La décision « de permettre aux membres féminins de confession musulmane de porter le hijab, si elles le désirent », vise à encourager ces dernières « à envisager une carrière avec la Gendarmerie royale du Canada », a déclaré M. Bardsley, confirmant des informations du quotidien La Presse.

Le porte-parole n’était pas en mesure de dire si des femmes portent actuellement le hijab dans la police fédérale, renvoyant l’AFP à la GRC, qui n’avait pas encore réagi.

Le turban est aussi autorisé

La mesure est en vigueur depuis janvier, selon La Presse, qui a obtenu des échanges d’information entre le commissaire de la GRC et le ministre de la Sécurité publique, en vertu de la loi d’accès à l’information.

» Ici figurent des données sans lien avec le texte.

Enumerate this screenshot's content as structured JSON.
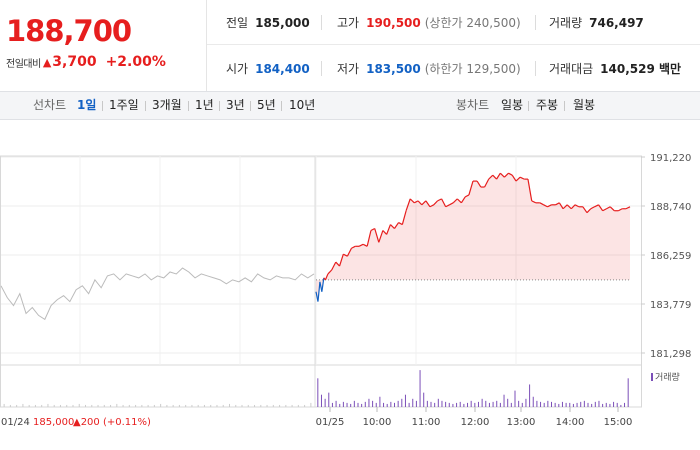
{
  "price": {
    "current": "188,700",
    "change_label": "전일대비",
    "change_arrow": "▲",
    "change_amount": "3,700",
    "change_percent": "+2.00%",
    "up_color": "#e61e1e",
    "down_color": "#1261c4"
  },
  "stats": {
    "prev_close": {
      "label": "전일",
      "value": "185,000"
    },
    "high": {
      "label": "고가",
      "value": "190,500",
      "sub": "(상한가 240,500)"
    },
    "volume": {
      "label": "거래량",
      "value": "746,497"
    },
    "open": {
      "label": "시가",
      "value": "184,400"
    },
    "low": {
      "label": "저가",
      "value": "183,500",
      "sub": "(하한가 129,500)"
    },
    "trade_amount": {
      "label": "거래대금",
      "value": "140,529 백만"
    }
  },
  "periods": {
    "line_label": "선차트",
    "line_items": [
      "1일",
      "1주일",
      "3개월",
      "1년",
      "3년",
      "5년",
      "10년"
    ],
    "active_index": 0,
    "candle_label": "봉차트",
    "candle_items": [
      "일봉",
      "주봉",
      "월봉"
    ]
  },
  "chart_data": {
    "type": "line",
    "y_ticks": [
      "191,220",
      "188,740",
      "186,259",
      "183,779",
      "181,298"
    ],
    "y_range": [
      181298,
      191220
    ],
    "x_labels": [
      "01/25",
      "10:00",
      "11:00",
      "12:00",
      "13:00",
      "14:00",
      "15:00"
    ],
    "prev_day_label": "01/24",
    "prev_day_close": "185,000",
    "prev_day_change": "▲200 (+0.11%)",
    "volume_legend": "거래량",
    "reference_price": 185000,
    "series": [
      {
        "name": "01/24",
        "color": "#bbbbbb",
        "x": [
          0,
          0.02,
          0.04,
          0.06,
          0.08,
          0.1,
          0.12,
          0.14,
          0.16,
          0.18,
          0.2,
          0.22,
          0.24,
          0.26,
          0.28,
          0.3,
          0.32,
          0.34,
          0.36,
          0.38,
          0.4,
          0.42,
          0.44,
          0.46,
          0.48,
          0.5,
          0.52,
          0.54,
          0.56,
          0.58,
          0.6,
          0.62,
          0.64,
          0.66,
          0.68,
          0.7,
          0.72,
          0.74,
          0.76,
          0.78,
          0.8,
          0.82,
          0.84,
          0.86,
          0.88,
          0.9,
          0.92,
          0.94,
          0.96,
          0.98,
          1.0
        ],
        "values": [
          184700,
          184100,
          183700,
          184300,
          183300,
          183600,
          183200,
          183000,
          183700,
          184000,
          184200,
          183900,
          184500,
          184700,
          184300,
          185000,
          184600,
          185200,
          185300,
          185000,
          185300,
          185200,
          185100,
          185300,
          185000,
          185200,
          185100,
          185400,
          185300,
          185600,
          185400,
          185100,
          185300,
          185200,
          185100,
          185000,
          184800,
          185000,
          184900,
          185100,
          184900,
          185300,
          185100,
          185000,
          185200,
          185100,
          185100,
          185000,
          185300,
          185100,
          185300
        ]
      },
      {
        "name": "01/25",
        "x": [
          0,
          0.0063,
          0.0125,
          0.0187,
          0.025,
          0.03,
          0.038,
          0.05,
          0.063,
          0.075,
          0.087,
          0.1,
          0.113,
          0.125,
          0.137,
          0.15,
          0.163,
          0.175,
          0.187,
          0.2,
          0.213,
          0.225,
          0.237,
          0.25,
          0.263,
          0.275,
          0.287,
          0.3,
          0.313,
          0.325,
          0.337,
          0.35,
          0.363,
          0.375,
          0.387,
          0.4,
          0.413,
          0.425,
          0.437,
          0.45,
          0.463,
          0.475,
          0.487,
          0.5,
          0.513,
          0.525,
          0.537,
          0.55,
          0.563,
          0.575,
          0.587,
          0.6,
          0.613,
          0.625,
          0.637,
          0.65,
          0.663,
          0.675,
          0.687,
          0.7,
          0.713,
          0.725,
          0.737,
          0.75,
          0.763,
          0.775,
          0.787,
          0.8,
          0.813,
          0.825,
          0.837,
          0.85,
          0.863,
          0.875,
          0.887,
          0.9,
          0.913,
          0.925,
          0.937,
          0.95,
          0.963,
          0.975,
          0.987,
          1.0
        ],
        "values": [
          184400,
          183900,
          184900,
          184400,
          185100,
          185000,
          185300,
          185500,
          185900,
          185700,
          186300,
          186200,
          186600,
          186700,
          186700,
          186800,
          186700,
          187500,
          187600,
          186900,
          187500,
          187300,
          187800,
          187600,
          187900,
          187800,
          188500,
          189100,
          188900,
          189000,
          188800,
          189000,
          188700,
          188800,
          189000,
          189100,
          188700,
          188800,
          188900,
          189100,
          188900,
          189200,
          189300,
          190000,
          190000,
          189700,
          189700,
          190100,
          190300,
          190100,
          190400,
          190200,
          190400,
          190300,
          190000,
          190200,
          190100,
          190100,
          189000,
          188900,
          188900,
          188800,
          188700,
          188800,
          188800,
          188900,
          188600,
          188800,
          188600,
          188800,
          188700,
          188700,
          188400,
          188600,
          188700,
          188800,
          188500,
          188600,
          188700,
          188500,
          188500,
          188600,
          188600,
          188700
        ]
      }
    ],
    "volume": {
      "prev_day": [
        3,
        2,
        2,
        3,
        2,
        2,
        2,
        3,
        2,
        2,
        2,
        2,
        3,
        2,
        2,
        2,
        2,
        2,
        3,
        2,
        2,
        2,
        2,
        2,
        2,
        3,
        2,
        2,
        2,
        2,
        2,
        2,
        2,
        2,
        2,
        2,
        3,
        2,
        2,
        2,
        2,
        2,
        2,
        2,
        2,
        2,
        2,
        2,
        2,
        4
      ],
      "today": [
        28,
        12,
        8,
        14,
        4,
        6,
        3,
        5,
        4,
        3,
        6,
        4,
        3,
        5,
        8,
        6,
        4,
        10,
        4,
        3,
        5,
        4,
        6,
        8,
        12,
        4,
        8,
        6,
        36,
        14,
        6,
        5,
        4,
        8,
        6,
        5,
        4,
        3,
        4,
        5,
        3,
        4,
        6,
        4,
        5,
        8,
        6,
        4,
        5,
        6,
        4,
        12,
        8,
        4,
        16,
        6,
        4,
        8,
        22,
        10,
        6,
        5,
        4,
        6,
        5,
        4,
        3,
        5,
        4,
        4,
        3,
        4,
        5,
        6,
        4,
        3,
        5,
        6,
        3,
        4,
        3,
        5,
        4,
        2,
        4,
        28
      ]
    }
  }
}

Trois sortes de hijab ont été testés par la police fédérale avant son autorisation, et celui retenu s’enlève rapidement, n’est pas encombrant et ne pose donc aucun risque pour la policière désirant le porter, a indiqué le journal.

Les services de police de Toronto, plus grande ville du Canada, et d’Edmonton, capitale de l’Alberta (ouest) permettent déjà « le port du hijab avec l’uniforme », a rappelé M. Bardsley. « A l’étranger, des corps policiers au Royaume-Uni, en Suède et en Norvège ainsi que dans certains États américains ont adopté des politiques similaires », a-t-il précisé.

La GRC permet depuis le début des années 1990 à ses membres de confession sikhe de porter le turban. Cette annonce survient après que le Premier ministre canadien Justin Trudeau, chantre du multiculturalisme, s’est porté lundi à la défense du burkini, un costume de bain enveloppant à l’usage des femmes musulmanes dont le port a été interdit sur certaines plages en France.